Domenica, 25 Luglio 2021
Cronaca

“Arredi, canone e concessioni”, Sicilia Futura chiede un tavolo tecnico a sostegno della ristorazione

Esenzione dal Cosap 2020, rottamazione di posizioni debitorie pregresse e suolo pubblico in primo piano nelle proposte dei consiglieri Interdonato, La Tona e Rotolo

Un tavolo tecnico per studiare misure di sostegno al commercio per bar, ristoranti, pizzerie, pub, pasticcerie e gelaterie.

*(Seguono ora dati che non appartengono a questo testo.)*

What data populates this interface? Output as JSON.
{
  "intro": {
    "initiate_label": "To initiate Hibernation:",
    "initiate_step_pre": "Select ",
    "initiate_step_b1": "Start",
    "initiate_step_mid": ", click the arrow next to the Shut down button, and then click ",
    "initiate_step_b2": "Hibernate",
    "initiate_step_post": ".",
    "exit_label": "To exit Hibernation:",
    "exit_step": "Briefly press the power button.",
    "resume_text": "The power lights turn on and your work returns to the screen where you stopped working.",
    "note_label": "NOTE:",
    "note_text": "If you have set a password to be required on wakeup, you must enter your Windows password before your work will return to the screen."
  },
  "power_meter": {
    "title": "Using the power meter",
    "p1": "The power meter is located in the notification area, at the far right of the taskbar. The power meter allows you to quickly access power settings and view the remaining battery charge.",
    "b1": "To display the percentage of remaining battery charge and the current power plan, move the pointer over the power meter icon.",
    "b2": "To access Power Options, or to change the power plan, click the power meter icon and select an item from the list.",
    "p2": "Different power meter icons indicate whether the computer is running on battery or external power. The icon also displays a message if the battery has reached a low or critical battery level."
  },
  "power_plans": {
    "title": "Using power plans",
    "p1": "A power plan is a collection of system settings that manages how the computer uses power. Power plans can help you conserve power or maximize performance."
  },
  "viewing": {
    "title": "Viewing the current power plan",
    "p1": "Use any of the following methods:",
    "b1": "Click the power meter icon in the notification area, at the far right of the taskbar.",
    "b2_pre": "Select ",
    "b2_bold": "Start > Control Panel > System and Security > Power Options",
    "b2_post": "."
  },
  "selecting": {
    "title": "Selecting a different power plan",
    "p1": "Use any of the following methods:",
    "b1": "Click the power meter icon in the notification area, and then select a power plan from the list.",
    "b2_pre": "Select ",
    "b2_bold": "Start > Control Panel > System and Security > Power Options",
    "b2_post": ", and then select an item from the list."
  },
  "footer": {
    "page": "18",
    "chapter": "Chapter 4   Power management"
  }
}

Mentre parte anche da Messina, l’appello con lo chef Pasquale Caliri membro di Eurotoques e consigliere nazionale di Ambasciatori Del Gusto, per sostenere la ristorazione, i consiglieri di Sicilia Futura, Nino Interdonato, Pietro La Tona e Daria Rotolo, chiedono misure economiche precise per supportare il comparto, tra le attività più danneggiate dall’emergenza Coronavirus e strettamente connessa al turismo. Garantire la liquidità e contrastare le lentezze burocratiche sono le parole d’ordine.

Oltre all’esenzione del canone Cosap per l’anno 2020, come anticipato dal sindaco di Messina Cateno De Luca, il gruppo Consiliare di Sicilia Futura chiede all'Amministrazione Comunale di Messina che vengano implementate una serie di interventi ulteriori quali la rottamazione di posizioni debitorie pregresse con rateizzazione in 9 anni della massa debitoria insoluta al 31 dicembre 2019, con stralcio di sanzioni ed interessi, e decorrenza prima rata 2 gennaio 2021. Ma anche la proroga delle concessioni in scadenza nel periodo compreso dall’1 gennaio al 30 maggio, con effetto dalla data di presentazione dell’istanza rinnovo, per il periodo necessario al rilascio del nuovo titolo concessorio. Interdonato, La Tona e Rotolo  insistono poi sulla definizione di un tavolo tecnico, attualmente in corso, con la Soprintendenza ai Beni Culturali e Ambientali per la semplificazione dell’iter relativo all’occupazione suolo pubblico in centro storico, e l’introduzione di arredi tipo.

Si tratta di provvedimenti – specificano i consiglieri – che rientrano tra le sfere di competenza di Giunta e Consiglio Comunale, “pertanto ci si auspica la convocazione urgente di un tavolo tecnico, al fine di porre in essere nel più breve tempo possibile gli atti deliberativi di rispettiva competenza”.

I consiglieri ricordano anche che la Regione Sicilia ha approvato nella Finanziaria del 2 maggio, l’istituzione di un fondo perequativo per gli enti locali di 300 milioni di euro per consentire ai Comuni di compensare le minori entrate determinate dalla riduzione dei tributi locali che gravano sugli operatori economici come ristoranti, bar e attività turistiche.